Par conséquent, ne rapportant pas la preuve des droits de M. [U], les demandeurs ne sont pas fondés à solliciter le rapport à la succession de la valeur de ce bien.
A fortiori et à titre superfétatoire, il convient de remarquer que le notaire chargé de la succession a pu établir que le testament authentique de M. [U] n’avait pas à s’appliquer en l’espèce, car, le bien immobilier avait été vendu et qu’il n’était pas parvenu à établir les droits du défunt, quant à ses biens meubles et à ses éventuels véhicules.
Par conséquent, il y a lieu de rejeter la demande formée par les demandeurs à ce titre.
SUR LES DEMANDES ACCESSOIRES
Sur les dépens
Aux termes de l’article 696 du Code de procédure civile, la partie perdante est condamnée aux dépens, à moins que le juge, par décision motivée, n’en mette la totalité ou une fraction à la charge d’une autre partie.
Il y a lieu de condamner in solidum M. [F] [U] et Mme [X] [U], qui succombent , aux entiers dépens de l’instance.
Sur l’article 700 du code de procédure civile
Aux termes de l’article 700 du code de procédure civile, le juge condamne la partie tenue aux dépens ou qui perd son procès à payer à l’autre partie la somme qu’il détermine au titre des frais exposés et non compris dans les dépens. Le juge tient compte de l’équité ou de la situation économique de la partie condamnée. Il peut, même d’office, pour des raisons tirées des mêmes considérations, dire qu’il n’y a lieu à condamnation.
En l’espèce, M. [F] [U] et Mme [X] [U] étant tenus in solidum des dépens, il y a lieu de les condamner à verser à Mme [H] [Z] [V], épouse [T], la somme de 3000 euros au titre de l’article 700 du code de procédure civile.
En outre, M. [F] [U] et Mme [X] [U] étant tenus des dépens, il n’y a pas lieu de faire droit à leur demande au titre de l’article 700 du Code de procédure civile.

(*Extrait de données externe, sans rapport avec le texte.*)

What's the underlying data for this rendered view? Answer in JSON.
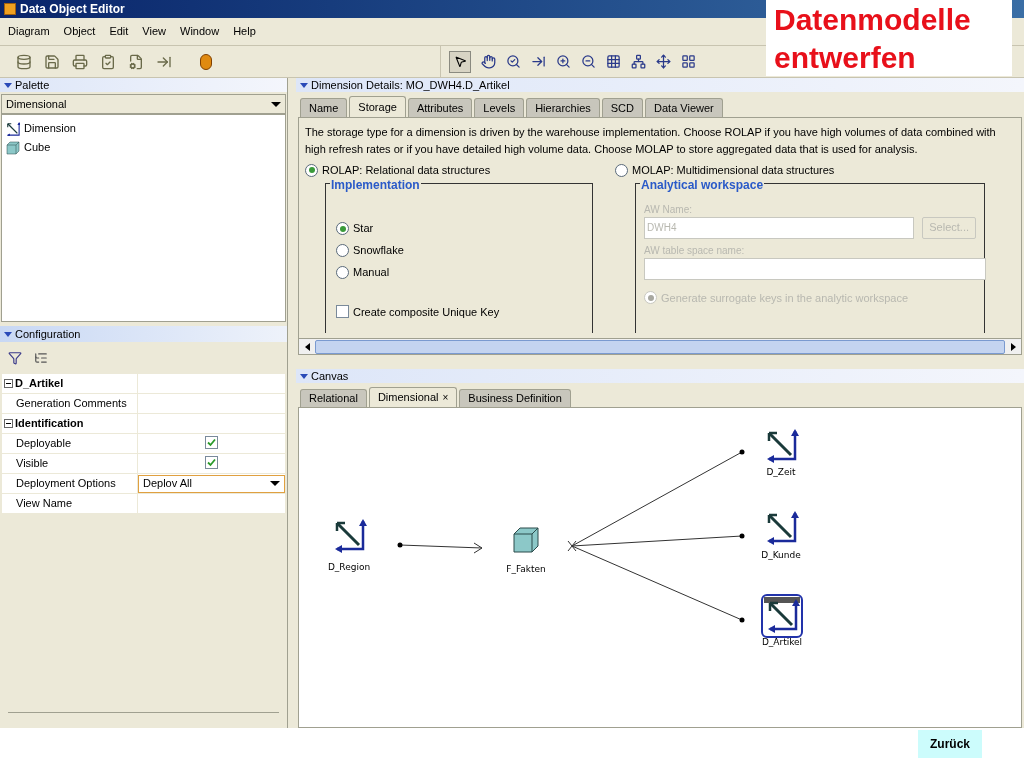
{
  "window": {
    "title": "Data Object Editor"
  },
  "menu": [
    "Diagram",
    "Object",
    "Edit",
    "View",
    "Window",
    "Help"
  ],
  "slide": {
    "title": "Datenmodelle entwerfen",
    "back_button": "Zurück"
  },
  "palette": {
    "title": "Palette",
    "dropdown": "Dimensional",
    "items": [
      {
        "label": "Dimension",
        "kind": "dimension"
      },
      {
        "label": "Cube",
        "kind": "cube"
      }
    ]
  },
  "configuration": {
    "title": "Configuration",
    "rows": [
      {
        "kind": "group",
        "label": "D_Artikel",
        "expanded": true
      },
      {
        "kind": "text",
        "label": "Generation Comments"
      },
      {
        "kind": "group",
        "label": "Identification",
        "expanded": true
      },
      {
        "kind": "checkbox",
        "label": "Deployable",
        "checked": true
      },
      {
        "kind": "checkbox",
        "label": "Visible",
        "checked": true
      },
      {
        "kind": "select",
        "label": "Deployment Options",
        "value": "Deplov All"
      },
      {
        "kind": "text",
        "label": "View Name"
      }
    ]
  },
  "details": {
    "title": "Dimension Details: MO_DWH4.D_Artikel",
    "tabs": [
      {
        "label": "Name",
        "selected": false
      },
      {
        "label": "Storage",
        "selected": true
      },
      {
        "label": "Attributes",
        "selected": false
      },
      {
        "label": "Levels",
        "selected": false
      },
      {
        "label": "Hierarchies",
        "selected": false
      },
      {
        "label": "SCD",
        "selected": false
      },
      {
        "label": "Data Viewer",
        "selected": false
      }
    ],
    "description": "The storage type for a dimension is driven by the warehouse implementation. Choose ROLAP if you have high volumes of data combined with high refresh rates or if you have detailed high volume data. Choose MOLAP to store aggregated data that is used for analysis.",
    "storage_options": [
      {
        "label": "ROLAP: Relational data structures",
        "selected": true
      },
      {
        "label": "MOLAP: Multidimensional data structures",
        "selected": false
      }
    ],
    "implementation": {
      "title": "Implementation",
      "options": [
        {
          "label": "Star",
          "selected": true
        },
        {
          "label": "Snowflake",
          "selected": false
        },
        {
          "label": "Manual",
          "selected": false
        }
      ],
      "composite_key": {
        "label": "Create composite Unique Key",
        "checked": false
      }
    },
    "analytical_workspace": {
      "title": "Analytical workspace",
      "disabled": true,
      "aw_name_label": "AW Name:",
      "aw_name_value": "DWH4",
      "select_button": "Select...",
      "tablespace_label": "AW table space name:",
      "surrogate": {
        "label": "Generate surrogate keys in the analytic workspace",
        "selected": true
      }
    }
  },
  "canvas": {
    "title": "Canvas",
    "tabs": [
      {
        "label": "Relational",
        "selected": false
      },
      {
        "label": "Dimensional",
        "selected": true,
        "close": "×"
      },
      {
        "label": "Business Definition",
        "selected": false
      }
    ],
    "nodes": [
      {
        "label": "D_Region",
        "kind": "dimension"
      },
      {
        "label": "F_Fakten",
        "kind": "cube"
      },
      {
        "label": "D_Zeit",
        "kind": "dimension"
      },
      {
        "label": "D_Kunde",
        "kind": "dimension"
      },
      {
        "label": "D_Artikel",
        "kind": "dimension_selected"
      }
    ]
  }
}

Sur l’exécution provisoire
Conformément aux dispositions de l’article 514 du code de procédure civile, les décisions de première instance sont exécutoires à titre provisoire à moins que la loi ou la décision rendue n’en dispose autrement.
PAR CES MOTIFS
Le Tribunal, statuant publiquement par mise à disposition au greffe, les parties ayant été avisées conformément aux dispositions de l’article 450 alinéa 2 du code de procédure civile, par jugement contradictoire et en premier ressort,
REJETTE la demande M. [F] [U] et Mme [X] [U] formée au titre de la réduction de la libéralité au titre de l’assurance vie
REJETTE la demande M. [F] [U] et Mme [X] [U] formée au titre de la réduction de la libéralité au titre de la contrepartie des meubles et d’un véhicule ;
CONDAMNE in solidum M. [F] [U] et Mme [X] [U] à payer à Mme [H] [Z] [V], épouse [T], la somme de 3000 euros (Trois mille euros) sur le fondement de l’article 700 du Code de procédure civile, et aux dépens,
REJETTE la demande M. [F] [U] et Mme [X] [U] formée au titre de l’article 700 Code de Procédure civile ;
CONDAMNE in solidum M. [F] [U] et Mme [X] [U] aux dépens.